POJ - 3186【dp】

                                                                                                                                         Treats for the Cows

Time Limit: 1000MS		Memory Limit: 65536K
Total Submissions: 5507		Accepted: 2871

Description

FJ has purchased N (1 <= N <= 2000) yummy treats for the cows who get money for giving vast amounts of milk. FJ sells one treat per day and wants to maximize the money he receives over a given period time.

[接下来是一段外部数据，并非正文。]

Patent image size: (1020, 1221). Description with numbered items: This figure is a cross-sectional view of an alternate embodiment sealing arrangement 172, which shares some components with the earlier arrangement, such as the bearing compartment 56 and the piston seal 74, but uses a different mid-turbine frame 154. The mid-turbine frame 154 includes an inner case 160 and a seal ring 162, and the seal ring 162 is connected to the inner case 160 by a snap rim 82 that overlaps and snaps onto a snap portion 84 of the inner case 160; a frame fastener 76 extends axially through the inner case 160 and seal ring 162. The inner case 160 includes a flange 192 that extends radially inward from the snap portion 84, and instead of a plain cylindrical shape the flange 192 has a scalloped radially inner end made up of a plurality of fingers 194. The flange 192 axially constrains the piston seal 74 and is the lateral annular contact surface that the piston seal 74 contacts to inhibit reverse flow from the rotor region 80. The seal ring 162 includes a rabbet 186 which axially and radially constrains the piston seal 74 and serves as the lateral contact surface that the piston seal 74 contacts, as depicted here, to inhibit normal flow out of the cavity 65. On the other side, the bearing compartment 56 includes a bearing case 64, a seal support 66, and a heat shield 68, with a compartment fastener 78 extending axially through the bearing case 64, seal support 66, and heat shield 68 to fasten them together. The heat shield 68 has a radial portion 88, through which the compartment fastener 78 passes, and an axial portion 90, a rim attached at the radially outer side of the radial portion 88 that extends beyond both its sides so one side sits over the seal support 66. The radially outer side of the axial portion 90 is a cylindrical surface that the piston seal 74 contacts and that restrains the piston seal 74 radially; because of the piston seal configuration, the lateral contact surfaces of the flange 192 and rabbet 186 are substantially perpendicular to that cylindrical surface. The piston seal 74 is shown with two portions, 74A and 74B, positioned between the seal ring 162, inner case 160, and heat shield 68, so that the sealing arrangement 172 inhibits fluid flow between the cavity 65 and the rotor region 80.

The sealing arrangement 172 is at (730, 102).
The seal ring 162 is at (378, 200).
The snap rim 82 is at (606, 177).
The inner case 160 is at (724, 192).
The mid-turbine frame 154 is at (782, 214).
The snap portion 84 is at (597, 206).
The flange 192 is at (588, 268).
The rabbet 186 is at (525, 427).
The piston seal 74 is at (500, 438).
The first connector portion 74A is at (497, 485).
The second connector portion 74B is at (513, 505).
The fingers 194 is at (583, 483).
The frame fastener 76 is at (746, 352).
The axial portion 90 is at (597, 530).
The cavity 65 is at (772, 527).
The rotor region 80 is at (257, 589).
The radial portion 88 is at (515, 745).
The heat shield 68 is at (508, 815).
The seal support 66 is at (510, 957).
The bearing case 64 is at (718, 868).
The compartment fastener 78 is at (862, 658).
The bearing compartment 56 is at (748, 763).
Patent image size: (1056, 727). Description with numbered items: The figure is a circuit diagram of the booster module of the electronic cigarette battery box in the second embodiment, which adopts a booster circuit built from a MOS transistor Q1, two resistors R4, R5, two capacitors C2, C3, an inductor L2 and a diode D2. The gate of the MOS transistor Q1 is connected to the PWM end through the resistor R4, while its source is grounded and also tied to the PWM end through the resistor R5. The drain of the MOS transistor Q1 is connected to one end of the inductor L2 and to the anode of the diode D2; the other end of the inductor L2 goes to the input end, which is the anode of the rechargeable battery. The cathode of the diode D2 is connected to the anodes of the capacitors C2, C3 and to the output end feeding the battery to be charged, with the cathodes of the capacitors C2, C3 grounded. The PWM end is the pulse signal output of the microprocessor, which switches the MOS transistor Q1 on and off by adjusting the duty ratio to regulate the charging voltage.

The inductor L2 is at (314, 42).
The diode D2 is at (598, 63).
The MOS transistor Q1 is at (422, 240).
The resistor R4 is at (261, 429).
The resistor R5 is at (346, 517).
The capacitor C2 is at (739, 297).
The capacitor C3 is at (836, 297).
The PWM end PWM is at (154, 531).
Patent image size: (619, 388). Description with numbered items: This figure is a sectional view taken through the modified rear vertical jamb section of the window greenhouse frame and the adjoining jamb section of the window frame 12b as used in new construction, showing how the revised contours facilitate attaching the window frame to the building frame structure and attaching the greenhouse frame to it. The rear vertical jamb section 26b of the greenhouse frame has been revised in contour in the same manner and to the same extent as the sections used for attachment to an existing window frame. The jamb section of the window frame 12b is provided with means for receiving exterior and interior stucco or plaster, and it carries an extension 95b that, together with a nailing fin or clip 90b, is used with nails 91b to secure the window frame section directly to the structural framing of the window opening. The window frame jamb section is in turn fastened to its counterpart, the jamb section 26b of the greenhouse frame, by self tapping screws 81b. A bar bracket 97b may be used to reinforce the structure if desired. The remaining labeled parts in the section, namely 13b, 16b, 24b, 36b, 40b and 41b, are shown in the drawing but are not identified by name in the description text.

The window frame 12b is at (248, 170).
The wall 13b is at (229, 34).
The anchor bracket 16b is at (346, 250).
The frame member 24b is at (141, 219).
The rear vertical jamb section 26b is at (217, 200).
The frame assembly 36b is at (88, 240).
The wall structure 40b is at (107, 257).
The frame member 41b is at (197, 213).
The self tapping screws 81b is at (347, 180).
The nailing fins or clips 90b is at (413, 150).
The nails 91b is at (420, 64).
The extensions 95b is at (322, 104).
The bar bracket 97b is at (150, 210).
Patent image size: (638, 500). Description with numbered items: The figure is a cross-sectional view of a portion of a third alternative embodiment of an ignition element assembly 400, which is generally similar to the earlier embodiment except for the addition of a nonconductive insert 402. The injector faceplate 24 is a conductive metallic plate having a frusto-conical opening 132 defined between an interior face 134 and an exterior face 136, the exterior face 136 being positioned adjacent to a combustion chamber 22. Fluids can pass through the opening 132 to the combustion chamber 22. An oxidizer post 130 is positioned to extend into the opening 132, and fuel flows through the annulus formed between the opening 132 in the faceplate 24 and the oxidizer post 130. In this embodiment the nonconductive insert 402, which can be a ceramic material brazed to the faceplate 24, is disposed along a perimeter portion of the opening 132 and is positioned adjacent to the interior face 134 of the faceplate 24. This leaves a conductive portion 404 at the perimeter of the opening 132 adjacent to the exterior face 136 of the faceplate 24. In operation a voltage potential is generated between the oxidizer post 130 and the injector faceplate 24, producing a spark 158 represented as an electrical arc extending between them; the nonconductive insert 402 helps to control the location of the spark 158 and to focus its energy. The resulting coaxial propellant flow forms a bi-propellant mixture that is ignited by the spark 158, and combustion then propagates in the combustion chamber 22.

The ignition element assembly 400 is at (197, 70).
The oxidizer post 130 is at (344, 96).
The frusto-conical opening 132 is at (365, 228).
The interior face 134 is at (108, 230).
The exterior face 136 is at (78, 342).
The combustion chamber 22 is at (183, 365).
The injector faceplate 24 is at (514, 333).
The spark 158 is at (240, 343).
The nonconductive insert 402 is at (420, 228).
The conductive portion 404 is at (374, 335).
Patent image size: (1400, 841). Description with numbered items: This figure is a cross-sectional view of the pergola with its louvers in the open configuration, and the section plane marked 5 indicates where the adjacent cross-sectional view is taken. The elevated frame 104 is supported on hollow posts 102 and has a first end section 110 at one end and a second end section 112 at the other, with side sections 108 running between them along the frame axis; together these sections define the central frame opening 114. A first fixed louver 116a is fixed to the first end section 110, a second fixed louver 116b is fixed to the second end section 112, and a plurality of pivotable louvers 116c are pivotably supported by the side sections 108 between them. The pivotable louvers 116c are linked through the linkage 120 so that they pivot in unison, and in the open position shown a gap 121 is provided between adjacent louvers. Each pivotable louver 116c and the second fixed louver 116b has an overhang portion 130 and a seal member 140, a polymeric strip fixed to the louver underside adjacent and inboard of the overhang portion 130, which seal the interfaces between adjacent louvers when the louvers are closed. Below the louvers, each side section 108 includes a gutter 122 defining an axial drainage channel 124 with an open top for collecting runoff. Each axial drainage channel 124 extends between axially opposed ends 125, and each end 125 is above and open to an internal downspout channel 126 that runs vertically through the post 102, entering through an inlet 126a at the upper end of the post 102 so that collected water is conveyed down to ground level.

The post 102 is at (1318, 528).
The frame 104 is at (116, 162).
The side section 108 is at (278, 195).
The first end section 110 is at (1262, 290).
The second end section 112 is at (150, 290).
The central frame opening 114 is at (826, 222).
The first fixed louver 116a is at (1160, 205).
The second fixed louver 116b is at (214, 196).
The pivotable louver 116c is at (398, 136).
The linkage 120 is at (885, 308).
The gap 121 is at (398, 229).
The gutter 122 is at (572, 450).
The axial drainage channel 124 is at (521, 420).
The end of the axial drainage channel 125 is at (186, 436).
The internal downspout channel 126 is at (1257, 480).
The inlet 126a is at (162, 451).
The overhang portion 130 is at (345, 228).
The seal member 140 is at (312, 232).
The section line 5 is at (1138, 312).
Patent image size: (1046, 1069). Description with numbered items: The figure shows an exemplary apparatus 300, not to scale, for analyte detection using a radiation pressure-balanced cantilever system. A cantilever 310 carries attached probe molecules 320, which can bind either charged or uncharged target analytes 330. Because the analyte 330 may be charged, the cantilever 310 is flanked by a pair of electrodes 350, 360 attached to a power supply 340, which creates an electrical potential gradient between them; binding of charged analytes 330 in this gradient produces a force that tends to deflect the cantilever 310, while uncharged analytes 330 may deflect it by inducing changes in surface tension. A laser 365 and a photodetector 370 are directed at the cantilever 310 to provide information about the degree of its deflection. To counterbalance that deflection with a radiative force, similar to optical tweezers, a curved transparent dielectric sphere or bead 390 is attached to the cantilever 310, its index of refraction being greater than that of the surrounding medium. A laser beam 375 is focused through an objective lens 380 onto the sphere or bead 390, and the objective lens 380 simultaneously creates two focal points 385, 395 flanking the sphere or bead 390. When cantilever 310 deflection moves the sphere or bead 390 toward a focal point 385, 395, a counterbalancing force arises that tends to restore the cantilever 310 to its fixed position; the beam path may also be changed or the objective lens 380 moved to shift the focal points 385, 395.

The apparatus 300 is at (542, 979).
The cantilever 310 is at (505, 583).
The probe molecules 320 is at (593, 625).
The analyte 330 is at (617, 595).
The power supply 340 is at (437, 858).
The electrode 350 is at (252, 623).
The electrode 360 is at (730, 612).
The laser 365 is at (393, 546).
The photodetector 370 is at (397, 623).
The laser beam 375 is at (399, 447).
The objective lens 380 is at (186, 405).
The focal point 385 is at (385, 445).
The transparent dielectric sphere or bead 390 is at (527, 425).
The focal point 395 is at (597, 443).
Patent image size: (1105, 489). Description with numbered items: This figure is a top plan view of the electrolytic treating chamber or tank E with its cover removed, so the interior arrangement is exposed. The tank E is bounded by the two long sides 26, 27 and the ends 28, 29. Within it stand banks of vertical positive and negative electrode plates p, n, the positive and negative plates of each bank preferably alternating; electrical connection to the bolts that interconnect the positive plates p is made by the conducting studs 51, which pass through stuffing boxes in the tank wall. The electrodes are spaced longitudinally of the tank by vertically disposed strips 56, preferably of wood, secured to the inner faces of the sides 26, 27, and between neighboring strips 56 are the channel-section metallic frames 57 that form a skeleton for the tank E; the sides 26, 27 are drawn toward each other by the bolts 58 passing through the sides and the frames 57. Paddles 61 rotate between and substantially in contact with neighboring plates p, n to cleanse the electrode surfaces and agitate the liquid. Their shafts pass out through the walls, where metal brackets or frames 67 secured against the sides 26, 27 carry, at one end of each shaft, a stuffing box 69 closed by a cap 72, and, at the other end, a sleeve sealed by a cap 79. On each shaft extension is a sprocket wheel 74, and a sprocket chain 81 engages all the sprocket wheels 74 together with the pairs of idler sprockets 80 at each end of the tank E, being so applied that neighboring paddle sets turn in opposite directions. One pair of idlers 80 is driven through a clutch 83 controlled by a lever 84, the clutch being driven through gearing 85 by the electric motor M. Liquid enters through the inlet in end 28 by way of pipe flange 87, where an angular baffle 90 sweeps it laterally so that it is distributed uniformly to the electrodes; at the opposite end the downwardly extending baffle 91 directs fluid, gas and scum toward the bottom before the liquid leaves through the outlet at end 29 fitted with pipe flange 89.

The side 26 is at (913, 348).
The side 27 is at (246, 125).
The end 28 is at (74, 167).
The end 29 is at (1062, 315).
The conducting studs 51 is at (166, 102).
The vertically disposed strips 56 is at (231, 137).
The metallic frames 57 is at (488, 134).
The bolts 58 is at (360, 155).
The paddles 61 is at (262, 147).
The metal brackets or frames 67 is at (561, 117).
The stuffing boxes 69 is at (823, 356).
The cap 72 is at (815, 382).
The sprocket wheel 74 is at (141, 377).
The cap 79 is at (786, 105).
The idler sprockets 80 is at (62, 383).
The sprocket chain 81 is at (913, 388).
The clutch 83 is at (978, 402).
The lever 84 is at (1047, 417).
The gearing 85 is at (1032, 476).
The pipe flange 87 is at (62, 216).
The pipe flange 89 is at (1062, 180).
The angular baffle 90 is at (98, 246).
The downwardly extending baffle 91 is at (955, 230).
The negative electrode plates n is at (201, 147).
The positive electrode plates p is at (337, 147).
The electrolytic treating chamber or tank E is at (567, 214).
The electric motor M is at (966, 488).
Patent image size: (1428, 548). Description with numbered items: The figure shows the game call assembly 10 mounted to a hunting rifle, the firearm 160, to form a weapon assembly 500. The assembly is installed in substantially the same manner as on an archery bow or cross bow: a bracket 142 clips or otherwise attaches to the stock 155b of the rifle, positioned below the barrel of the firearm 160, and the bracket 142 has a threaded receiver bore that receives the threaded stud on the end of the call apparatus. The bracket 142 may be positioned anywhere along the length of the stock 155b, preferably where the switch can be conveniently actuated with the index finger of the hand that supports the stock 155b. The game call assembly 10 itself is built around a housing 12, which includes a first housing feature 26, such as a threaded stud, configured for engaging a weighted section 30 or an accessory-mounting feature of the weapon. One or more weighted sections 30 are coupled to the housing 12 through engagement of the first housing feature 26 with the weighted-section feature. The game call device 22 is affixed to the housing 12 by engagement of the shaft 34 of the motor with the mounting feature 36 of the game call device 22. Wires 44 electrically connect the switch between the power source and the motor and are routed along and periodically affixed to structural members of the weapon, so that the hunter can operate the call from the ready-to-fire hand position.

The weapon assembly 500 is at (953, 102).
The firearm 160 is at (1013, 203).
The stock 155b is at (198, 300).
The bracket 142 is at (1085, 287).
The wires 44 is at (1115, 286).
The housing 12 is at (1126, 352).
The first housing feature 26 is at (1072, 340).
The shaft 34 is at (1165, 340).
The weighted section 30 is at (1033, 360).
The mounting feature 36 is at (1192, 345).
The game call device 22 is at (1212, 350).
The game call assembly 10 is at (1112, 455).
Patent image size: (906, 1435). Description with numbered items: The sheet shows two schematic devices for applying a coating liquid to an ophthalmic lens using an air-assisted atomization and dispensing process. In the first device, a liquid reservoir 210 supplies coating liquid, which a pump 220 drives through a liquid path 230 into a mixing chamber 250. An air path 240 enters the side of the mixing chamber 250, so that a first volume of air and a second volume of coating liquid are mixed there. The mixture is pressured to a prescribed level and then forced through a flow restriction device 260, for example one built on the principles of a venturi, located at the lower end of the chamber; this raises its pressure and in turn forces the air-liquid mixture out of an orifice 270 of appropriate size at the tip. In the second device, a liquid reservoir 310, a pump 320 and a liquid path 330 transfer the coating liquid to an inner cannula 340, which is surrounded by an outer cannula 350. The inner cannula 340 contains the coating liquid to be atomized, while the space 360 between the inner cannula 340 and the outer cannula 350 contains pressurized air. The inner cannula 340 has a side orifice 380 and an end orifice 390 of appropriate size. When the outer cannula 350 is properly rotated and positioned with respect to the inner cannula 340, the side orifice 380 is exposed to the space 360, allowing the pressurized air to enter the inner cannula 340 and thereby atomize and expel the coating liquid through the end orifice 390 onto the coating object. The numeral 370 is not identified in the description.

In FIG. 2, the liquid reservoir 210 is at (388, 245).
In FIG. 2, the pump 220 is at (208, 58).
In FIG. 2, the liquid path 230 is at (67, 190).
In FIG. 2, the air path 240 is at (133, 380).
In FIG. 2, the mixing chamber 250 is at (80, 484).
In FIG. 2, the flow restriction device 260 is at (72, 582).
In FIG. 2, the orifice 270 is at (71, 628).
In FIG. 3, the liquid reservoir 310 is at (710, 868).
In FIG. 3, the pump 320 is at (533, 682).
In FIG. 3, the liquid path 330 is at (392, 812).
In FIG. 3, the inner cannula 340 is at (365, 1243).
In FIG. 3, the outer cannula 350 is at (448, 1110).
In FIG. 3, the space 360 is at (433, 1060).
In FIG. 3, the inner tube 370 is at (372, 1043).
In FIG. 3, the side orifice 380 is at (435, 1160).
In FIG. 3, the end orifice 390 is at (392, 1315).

The treats are interesting for many reasons:

• The treats are numbered 1..N and stored sequentially in single file in a long box that is open at both ends. On any day, FJ can retrieve one treat from either end of his stash of treats.
• Like fine wines and delicious cheeses, the treats improve with age and command greater prices.
• The treats are not uniform: some are better and have higher intrinsic value. Treat i has value v(i) (1 <= v(i) <= 1000).
• Cows pay more for treats that have aged longer: a cow will pay v(i)*a for a treat of age a.

Given the values v(i) of each of the treats lined up in order of the index i in their box, what is the greatest value FJ can receive for them if he orders their sale optimally?

The first treat is sold on day 1 and has age a=1. Each subsequent day increases the age by 1.

Input

Line 1: A single integer, N

Lines 2..N+1: Line i+1 contains the value of treat v(i)

Output

Line 1: The maximum revenue FJ can achieve by selling the treats

Sample Input

5
1
3
1
5
2

Sample Output

43

题意：

有一个长度为n的盒子里面装有不同价值的饼干，奶牛每次可以从左边或者右边拿饼干。ans = ∑ val[i] * (第几次拿的)；求ans最大值；

题解：

很容易想到dp方程。设dp[i][j] 为 i-j 这一段的最大价值。。。dp[i][j] = max(dp[i+1][j] + val[i] * len, dp[i][j-1] + val[j]  * len);其中len为第几次拿，len = n-(j-i);但是呢，转移方向需要考虑一下，注意到 i 是从右向左转移的，j 是从左向右转移的。那么dp的转移方向就应该是反向的。初始化所有的 dp[i][i] = val[i];

代码：

 

#include <iostream>
#include <algorithm>
#include <cstring>
#include <cstdio>
#include <bitset>
#include <vector>
#include <queue>
#include <stack>
#include <cmath>
#include <list>
#include <set>
#include <map>
#define rep(i,a,b) for(int i = a;i <= b;++ i)
#define per(i,a,b) for(int i = a;i >= b;-- i)
#define mem(a,b) memset((a),(b),sizeof((a)))
#define FIN freopen("in.txt","r",stdin)
#define FOUT freopen("out.txt","w",stdout)
#define IO ios_base::sync_with_stdio(0),cin.tie(0)
#define mid ((l+r)>>1)
#define ls (id<<1)
#define rs ((id<<1)|1)
#define N 2005
#define INF 0x3f3f3f3f
#define INFF ((1LL<<62)-1)
typedef long long LL;
using namespace std;

int n, a[N], dp[N][N];
int main()
{IO;
    //FIN;
    while(cin >> n){
        mem(dp, 0);
        rep(i, 1, n){
            cin >> a[i];
            dp[i][i] = a[i];
        }
        per(i, n, 1){
            rep(j, i, n)
                dp[i][j] = max(dp[i+1][j]+a[i]*(n-(j-i)), dp[i][j-1]+a[j]*(n-(j-i)));
        }
        cout << dp[1][n] << endl;
    }
    return 0;
}